Telling a China story from heart of Kyoto

Wang Yong
I've learned from Mr Fushimi Muka that China does have good stories, but for them to spread near and far, a storyteller must understand them well in the first place.
Wang Yong
Telling a China story from heart of Kyoto

Japanese scholar Fushimi Muka plays “Night Rain on a Deep River,” an ancient Chinese guqin melody, at his home in Kyoto.

A drizzling night in Kyoto. A modern Japanese scholar. An ancient Chinese melody.

It was not a montage, but a rare meeting last week at Mr Fushimi Muka’s home where he treated us with a performance of guqin music. Guqin is the oldest plucked instrument in China, with a history of 3,000 years.

With a refined and mild manner, he played “Night Rain on a Deep River,” a melody first recorded in a Chinese collection several hundred years ago. The way he played reminded me of Confucius and latter-day Confucian scholars who regarded guqin not as a vehicle to vent one’s emotion, but as an instrument to internalize the world with unruffled mind.

At a time when more and more guqin players in China like to show off their “skills” with ostentatious gestures and drastic body movements, Mr Fushimi Muka impressed us with self-restraint and balance that Confucius had advocated as a music connoisseur.

Sitting on the tatami in his cozy home not far from a bucolic creek in Kyoto, Mr Fushimi Muka, a scholar on Chinese culture, played the classic piece for about eight minutes, and I could “see” with my mind’s eye what the composer had in mind: the elegant rise and fall of a legendary dragon through nature’s vicissitudes.

As Swedish sinologist Cecilia Lindqvist believes, Chinese guqin music patently reflects Chinese scholars’ preference to treat man as one with nature, not above it. Indeed, for thousands of years since Confucius allegedly composed the earliest known guqin melody “Orchids,” Confucian scholars had played the instrument not to please their ears, but to purify their minds from desires and achieve inner peace. In the case of “Night Rain on a Deep River,” a player is supposed to succeed in “acting out” a dragon at ease with nature, not in presenting a dragon disturbing the river or clouds.

Cultivating rightful mind

Guqin was listed as a world intangible heritage in 2003. My wife and I began to learn guqin 10 years ago. But over the years we have seen too many Chinese guqin players who would treat the instrument as if it were a guitar or pipa — good to hear but devoid of what guqin was made for.

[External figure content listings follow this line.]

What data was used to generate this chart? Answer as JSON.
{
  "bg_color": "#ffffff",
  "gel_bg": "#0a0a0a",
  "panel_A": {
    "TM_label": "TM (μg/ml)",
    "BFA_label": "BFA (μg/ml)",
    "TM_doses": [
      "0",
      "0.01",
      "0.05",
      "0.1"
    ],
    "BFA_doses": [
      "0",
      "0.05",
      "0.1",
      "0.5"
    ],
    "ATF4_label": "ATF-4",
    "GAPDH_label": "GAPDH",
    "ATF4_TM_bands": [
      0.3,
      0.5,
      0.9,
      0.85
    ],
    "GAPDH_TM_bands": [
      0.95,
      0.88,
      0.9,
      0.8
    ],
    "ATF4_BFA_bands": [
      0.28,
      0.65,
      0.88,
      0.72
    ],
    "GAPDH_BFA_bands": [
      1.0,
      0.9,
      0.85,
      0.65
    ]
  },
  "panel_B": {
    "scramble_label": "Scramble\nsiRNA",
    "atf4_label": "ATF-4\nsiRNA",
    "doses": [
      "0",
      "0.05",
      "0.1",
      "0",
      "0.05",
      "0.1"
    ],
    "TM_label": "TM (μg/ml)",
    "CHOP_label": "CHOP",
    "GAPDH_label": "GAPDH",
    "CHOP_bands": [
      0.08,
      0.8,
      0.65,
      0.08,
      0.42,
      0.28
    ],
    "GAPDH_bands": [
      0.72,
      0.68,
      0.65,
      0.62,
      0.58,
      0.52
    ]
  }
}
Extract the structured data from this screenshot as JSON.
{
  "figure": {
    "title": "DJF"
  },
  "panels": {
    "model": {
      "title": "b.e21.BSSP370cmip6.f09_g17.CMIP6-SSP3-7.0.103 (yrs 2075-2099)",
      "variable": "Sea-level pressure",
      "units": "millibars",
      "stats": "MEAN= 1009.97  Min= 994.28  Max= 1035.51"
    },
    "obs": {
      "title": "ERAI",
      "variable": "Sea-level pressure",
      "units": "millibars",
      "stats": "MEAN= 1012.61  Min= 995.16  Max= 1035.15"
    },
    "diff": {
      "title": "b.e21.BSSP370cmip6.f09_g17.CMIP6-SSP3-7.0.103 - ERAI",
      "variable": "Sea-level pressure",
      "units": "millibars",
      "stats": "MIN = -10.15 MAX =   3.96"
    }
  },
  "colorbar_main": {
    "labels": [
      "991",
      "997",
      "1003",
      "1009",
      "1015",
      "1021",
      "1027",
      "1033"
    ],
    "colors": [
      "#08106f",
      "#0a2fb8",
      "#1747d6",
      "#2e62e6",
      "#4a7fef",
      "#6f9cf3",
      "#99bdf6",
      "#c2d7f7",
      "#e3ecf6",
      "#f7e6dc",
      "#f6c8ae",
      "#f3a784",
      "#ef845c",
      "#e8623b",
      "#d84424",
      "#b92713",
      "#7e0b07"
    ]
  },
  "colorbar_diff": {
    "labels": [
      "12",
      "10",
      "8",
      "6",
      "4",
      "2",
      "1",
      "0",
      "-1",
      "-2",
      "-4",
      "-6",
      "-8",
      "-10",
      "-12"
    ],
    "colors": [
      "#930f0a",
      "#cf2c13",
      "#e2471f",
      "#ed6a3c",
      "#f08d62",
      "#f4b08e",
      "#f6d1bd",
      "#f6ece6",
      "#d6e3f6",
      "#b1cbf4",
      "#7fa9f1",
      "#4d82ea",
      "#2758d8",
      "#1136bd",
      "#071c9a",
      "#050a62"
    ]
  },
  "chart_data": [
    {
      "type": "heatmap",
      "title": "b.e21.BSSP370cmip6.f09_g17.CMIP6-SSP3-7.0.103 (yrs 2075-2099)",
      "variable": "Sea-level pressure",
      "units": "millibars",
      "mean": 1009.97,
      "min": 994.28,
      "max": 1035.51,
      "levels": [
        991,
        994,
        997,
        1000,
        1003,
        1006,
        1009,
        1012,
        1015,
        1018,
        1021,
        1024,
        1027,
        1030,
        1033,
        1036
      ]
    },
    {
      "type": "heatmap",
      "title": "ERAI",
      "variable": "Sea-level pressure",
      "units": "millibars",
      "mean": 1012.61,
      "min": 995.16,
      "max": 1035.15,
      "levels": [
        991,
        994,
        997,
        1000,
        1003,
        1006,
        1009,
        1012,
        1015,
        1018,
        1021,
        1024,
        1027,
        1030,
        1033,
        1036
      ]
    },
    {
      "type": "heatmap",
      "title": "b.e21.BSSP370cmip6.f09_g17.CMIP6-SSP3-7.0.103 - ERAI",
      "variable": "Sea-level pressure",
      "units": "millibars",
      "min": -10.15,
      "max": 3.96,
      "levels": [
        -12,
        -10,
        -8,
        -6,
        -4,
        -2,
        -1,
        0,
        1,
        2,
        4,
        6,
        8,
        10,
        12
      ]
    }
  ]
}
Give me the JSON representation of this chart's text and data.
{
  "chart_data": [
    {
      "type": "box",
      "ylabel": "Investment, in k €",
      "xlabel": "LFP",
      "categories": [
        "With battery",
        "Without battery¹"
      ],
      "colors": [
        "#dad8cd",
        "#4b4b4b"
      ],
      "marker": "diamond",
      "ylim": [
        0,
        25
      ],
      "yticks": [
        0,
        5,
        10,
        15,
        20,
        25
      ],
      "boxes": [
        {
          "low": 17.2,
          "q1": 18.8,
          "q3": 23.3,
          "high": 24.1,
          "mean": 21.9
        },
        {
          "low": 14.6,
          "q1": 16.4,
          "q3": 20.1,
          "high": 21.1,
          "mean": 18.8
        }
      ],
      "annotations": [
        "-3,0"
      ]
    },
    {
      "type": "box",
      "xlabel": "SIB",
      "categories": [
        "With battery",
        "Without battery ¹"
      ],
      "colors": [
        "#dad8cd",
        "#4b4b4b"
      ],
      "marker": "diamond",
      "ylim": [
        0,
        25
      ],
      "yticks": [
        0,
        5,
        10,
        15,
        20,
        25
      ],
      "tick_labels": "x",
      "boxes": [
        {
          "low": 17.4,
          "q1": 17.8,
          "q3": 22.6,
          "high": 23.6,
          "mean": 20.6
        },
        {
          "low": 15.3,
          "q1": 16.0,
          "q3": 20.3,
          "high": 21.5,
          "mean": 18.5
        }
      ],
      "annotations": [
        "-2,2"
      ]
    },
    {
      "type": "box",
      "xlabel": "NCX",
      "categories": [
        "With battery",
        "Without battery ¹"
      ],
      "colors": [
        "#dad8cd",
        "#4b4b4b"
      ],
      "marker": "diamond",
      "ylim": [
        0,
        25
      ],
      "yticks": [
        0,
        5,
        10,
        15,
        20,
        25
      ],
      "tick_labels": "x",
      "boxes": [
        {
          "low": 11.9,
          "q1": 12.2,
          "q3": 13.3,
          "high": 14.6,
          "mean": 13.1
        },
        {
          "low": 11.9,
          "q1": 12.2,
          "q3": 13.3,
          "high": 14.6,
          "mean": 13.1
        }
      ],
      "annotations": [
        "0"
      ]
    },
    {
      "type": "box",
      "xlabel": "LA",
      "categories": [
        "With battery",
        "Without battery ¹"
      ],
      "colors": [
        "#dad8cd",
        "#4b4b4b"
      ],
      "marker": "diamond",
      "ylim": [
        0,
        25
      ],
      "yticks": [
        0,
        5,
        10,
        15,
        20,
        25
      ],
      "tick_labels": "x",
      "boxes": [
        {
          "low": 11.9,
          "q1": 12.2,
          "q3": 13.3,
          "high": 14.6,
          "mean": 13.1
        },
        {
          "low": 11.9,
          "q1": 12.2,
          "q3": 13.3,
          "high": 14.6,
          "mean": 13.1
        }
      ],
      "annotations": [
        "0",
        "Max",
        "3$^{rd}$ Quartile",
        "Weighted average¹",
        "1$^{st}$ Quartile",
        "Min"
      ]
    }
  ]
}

In a classical Chinese dictionary compiled more than 2,000 years ago, qin (the ancient name for guqin) was defined as something to cultivate a rightful mind against mundane distractions, including addiction to worldly pleasures.

Before my wife and I went for a vacation in Kyoto last week, along with some friends from Beijing and Taiwan, I vaguely knew that Japan had a long history of guqin learning, but I knew little about how things stand nowadays.

We randomly searched the Internet and found Mr Fushimi Muka’s e-mail. I wrote him, but got no immediate reply.

A few days later, he replied in a short written message in English, saying he was not proficient in speaking Chinese or English. Anyway, we met on a night a week ago. With the help of a WeChat translation app and our friend from Taiwan who speaks Japanese relatively well, we had a great time appreciating authentic Chinese ancient music flowing from the fingers of a Japanese scholar.

“I learned guqin because I love Chinese culture,” he told us.

In 2018, he visited Suzhou, Jiangsu Province and met local guqin players. In a yaji (refined party) at Yiyuan Garden, he played a guqin song composed in Han Dynasty (202 BC-AD 220). In one photo of his performance he showed us, I spotted my own guqin teacher in the background! My teacher, from Suzhou, also appreciates the Confucian way of performance, that is, being balanced both in body and mind.

“How precious!” Mr Fushimi Muka said, referring to the rare friendship between guqin lovers from Japan and China.

At his home, he showed us a book on the modern history of guqin in Japan, which took his Japanese teacher about 40 years to compile. He specifically pointed to a cross-page illustration of how guqin culture has passed from generation to generation since a great monk in the 17th century brought it from China to Japan.

As a Chinese journalist, I take it upon myself to tell China stories well. I’ve learned from Mr Fushimi Muka that China does have good stories, but for them to spread near and far, a storyteller must understand them well in the first place. In the case of guqin, we should not mistake it for guitar or any other fancy instrument in our misplaced worship of worldly pleasures.